Şimdi, teknolojinin topluma lanse ediliş biçimi bir kere çok yanlış. Sanki tablet dağıtıldığında bütün okullarda teknoloji uygulanacakmış gibi; sanki birleştirilmiş sınıflarda eğitim yapılmıyormuş gibi; sanki Türkiye'de okullarda, öğretmenler okula dayanışma olsun diye, öğrenciler sağlıksız kalmasınlar diye kendileri para verip temizlikçi tutmuyorlarmış gibi; sanki okul aile birliklerinden zorunlu bir şekilde aidat şeklinde toplanan paralarla okulların kalorifercileri tutulup okullarda kalorifer yakılmıyormuş gibi milyarlarca dolarlık bir yatırımı FATİH Projesi'yle, hiç de altyapısı olmayan teknolojik bir alana yatırıyorlar. Yatırılan bu paralar elbette kimsenin babasının malı değildi ama bundan sonra birilerinin babasına hizmet edecek bir konuma geliyor. Aslında biz ne dersek diyelim, siz sayısal çoğunluğunuzu kullanıp, bunları projelendirip bir şekilde kullanacaksınız. Türkiye'de en hızlı artan şeylerden biri dolar milyarderleri ve dolar milyarderlerinin de bir gün öncesine baktığınız zaman herhangi bir şeyi olmayan, sadece birilerine siyasi yandaş olmakla sermaye edinen kişiler olduğunu görebiliriz. O yüzden, Türkiye'de eğitim konusu tartışılacaksa önce anayasal düzenlemeler yapılmalı, eğitimin demokratik ve fırsat eşitlikçi olabilecek şekilde bir ekonomik altyapısı oluşturulmalı, bütün okullar bütün öğrencilere hizmet verebilecek ve eğitim emekçilerinin çarşıda, pazarda coplanmadığı, geçim sıkıntısı yaşamadığı ve yüz binlerce eğitim emekçisi öğretmenin atama beklemediği bir ortamı sağladıktan sonra bu tür düzenlemeleri yapmaya kalkışmanız toplumda vicdanen bir yer bulacaktır.

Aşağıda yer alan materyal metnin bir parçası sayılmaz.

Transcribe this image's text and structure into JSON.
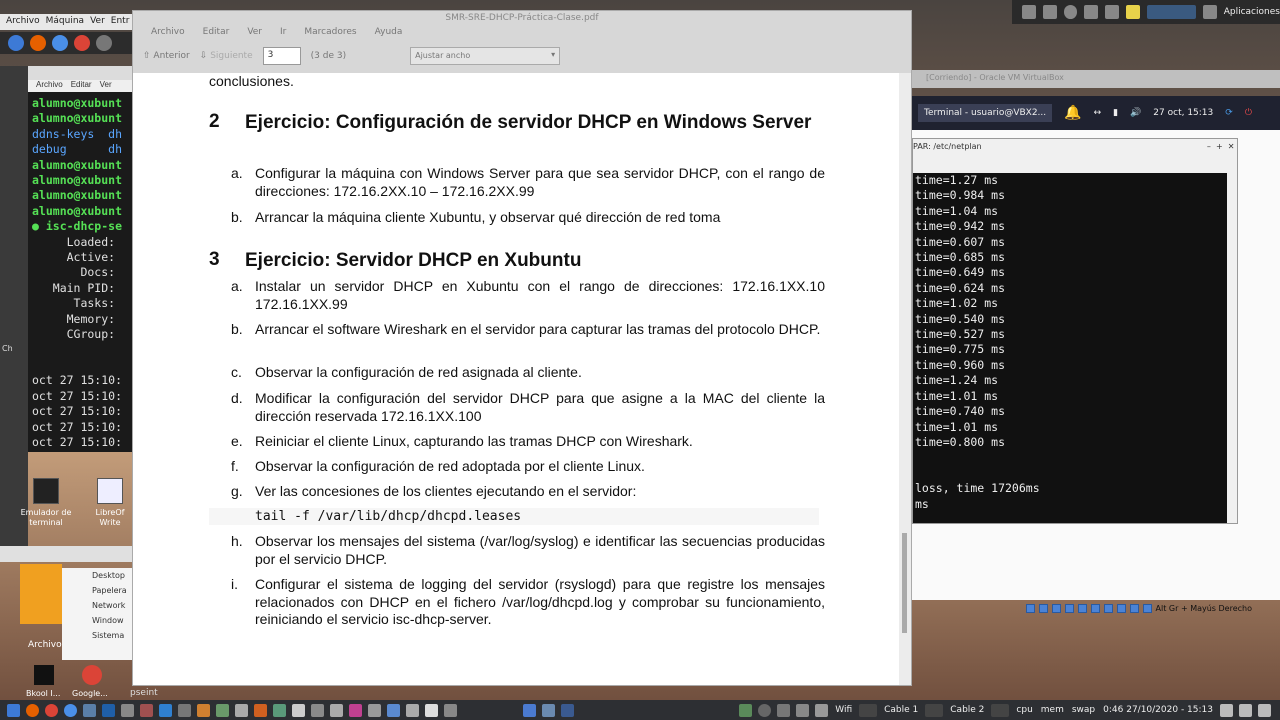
{
  "host_menu": [
    "Archivo",
    "Máquina",
    "Ver",
    "Entr"
  ],
  "left_terminal": {
    "menu": [
      "Archivo",
      "Editar",
      "Ver"
    ],
    "lines": [
      {
        "t": "alumno@xubunt",
        "c": "g"
      },
      {
        "t": "alumno@xubunt",
        "c": "g"
      },
      {
        "t": "ddns-keys  dh",
        "c": "b"
      },
      {
        "t": "debug      dh",
        "c": "b"
      },
      {
        "t": "alumno@xubunt",
        "c": "g"
      },
      {
        "t": "alumno@xubunt",
        "c": "g"
      },
      {
        "t": "alumno@xubunt",
        "c": "g"
      },
      {
        "t": "alumno@xubunt",
        "c": "g"
      },
      {
        "t": "● isc-dhcp-se",
        "c": "g"
      },
      {
        "t": "     Loaded: ",
        "c": ""
      },
      {
        "t": "     Active: ",
        "c": ""
      },
      {
        "t": "       Docs: ",
        "c": ""
      },
      {
        "t": "   Main PID: ",
        "c": ""
      },
      {
        "t": "      Tasks: ",
        "c": ""
      },
      {
        "t": "     Memory: ",
        "c": ""
      },
      {
        "t": "     CGroup: ",
        "c": ""
      },
      {
        "t": "",
        "c": ""
      },
      {
        "t": "",
        "c": ""
      },
      {
        "t": "oct 27 15:10:",
        "c": ""
      },
      {
        "t": "oct 27 15:10:",
        "c": ""
      },
      {
        "t": "oct 27 15:10:",
        "c": ""
      },
      {
        "t": "oct 27 15:10:",
        "c": ""
      },
      {
        "t": "oct 27 15:10:",
        "c": ""
      }
    ],
    "small_text": "Ch"
  },
  "desktop_icons": [
    {
      "label": "Emulador de terminal"
    },
    {
      "label": "LibreOf Write"
    }
  ],
  "file_manager": [
    "Desktop",
    "Papelera",
    "Network",
    "Window",
    "Sistema"
  ],
  "archivo_label": "Archivo",
  "bottom_icons": [
    "Bkool I...",
    "Google..."
  ],
  "viewer": {
    "title": "SMR-SRE-DHCP-Práctica-Clase.pdf",
    "menu": [
      "Archivo",
      "Editar",
      "Ver",
      "Ir",
      "Marcadores",
      "Ayuda"
    ],
    "prev": "Anterior",
    "next": "Siguiente",
    "page": "3",
    "page_of": "(3 de 3)",
    "zoom": "Ajustar ancho"
  },
  "doc": {
    "cont": "conclusiones.",
    "s2_num": "2",
    "s2_title": "Ejercicio: Configuración de servidor DHCP en Windows Server",
    "s2_a": "Configurar la máquina con Windows Server para que sea servidor DHCP, con el rango de direcciones: 172.16.2XX.10 – 172.16.2XX.99",
    "s2_b": "Arrancar la máquina cliente Xubuntu, y observar qué dirección de red toma",
    "s3_num": "3",
    "s3_title": "Ejercicio: Servidor DHCP en Xubuntu",
    "s3_a": "Instalar un servidor DHCP en Xubuntu con el rango de direcciones: 172.16.1XX.10 172.16.1XX.99",
    "s3_b": "Arrancar el software Wireshark en el servidor para capturar las tramas del protocolo DHCP.",
    "s3_c": "Observar la configuración de red asignada al cliente.",
    "s3_d": "Modificar la configuración del servidor DHCP para que asigne a la MAC del cliente la dirección reservada 172.16.1XX.100",
    "s3_e": "Reiniciar el cliente Linux, capturando las tramas DHCP con Wireshark.",
    "s3_f": "Observar la configuración de red adoptada por el cliente Linux.",
    "s3_g": "Ver las concesiones de los clientes ejecutando en el servidor:",
    "s3_code": "tail -f /var/lib/dhcp/dhcpd.leases",
    "s3_h": "Observar los mensajes del sistema (/var/log/syslog) e identificar las secuencias producidas por el servicio DHCP.",
    "s3_i": "Configurar el sistema de logging del servidor (rsyslogd) para que registre los mensajes relacionados con DHCP en el fichero /var/log/dhcpd.log y comprobar su funcionamiento, reiniciando el servicio isc-dhcp-server.",
    "letters": [
      "a.",
      "b.",
      "a.",
      "b.",
      "c.",
      "d.",
      "e.",
      "f.",
      "g.",
      "h.",
      "i."
    ]
  },
  "vbox": {
    "window_title": "[Corriendo] - Oracle VM VirtualBox",
    "tab": "Terminal - usuario@VBX2...",
    "date": "27 oct, 15:13",
    "term_title": "PAR: /etc/netplan",
    "ping_lines": [
      "time=1.27 ms",
      "time=0.984 ms",
      "time=1.04 ms",
      "time=0.942 ms",
      "time=0.607 ms",
      "time=0.685 ms",
      "time=0.649 ms",
      "time=0.624 ms",
      "time=1.02 ms",
      "time=0.540 ms",
      "time=0.527 ms",
      "time=0.775 ms",
      "time=0.960 ms",
      "time=1.24 ms",
      "time=1.01 ms",
      "time=0.740 ms",
      "time=1.01 ms",
      "time=0.800 ms",
      "",
      "",
      "loss, time 17206ms",
      "ms"
    ],
    "status_key": "Alt Gr + Mayús Derecho"
  },
  "top_tray": {
    "label": "Aplicaciones"
  },
  "taskbar": {
    "pseint": "pseint",
    "wifi": "Wifi",
    "cable1": "Cable 1",
    "cable2": "Cable 2",
    "cpu": "cpu",
    "mem": "mem",
    "swap": "swap",
    "clock": "0:46  27/10/2020 - 15:13"
  }
}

Ana dilde eğitimle ilgili cumhuriyet tarihinde çok köklü bir değişimin olması gerekiyor. Ana dilde eğitimi kabullenmek için, bir kere, insanların varlığını kabullenmek lazım ve bu varlığı kabullenmek için? "Ana dilde eğitim" denince sadece Kürtler geliyor sanki akla ama bugün Türkiye'de ana dilinde eğitim yapamayan en büyük etnik yapı eğer Kürtlerse, bu şekilde, Kürtler üzerine kurgulanan bir sistem değil, demokrasinin temel kuralı olarak söylenmeli. Kürtlerse söz konusu olan, Kürt şairin dediği gibi? "?"(x)
Saygılar. (BDP sıralarından alkışlar)
(x) Bu bölümde Hatip tarafından Türkçe olmayan dilde kelimeler ifade edildi.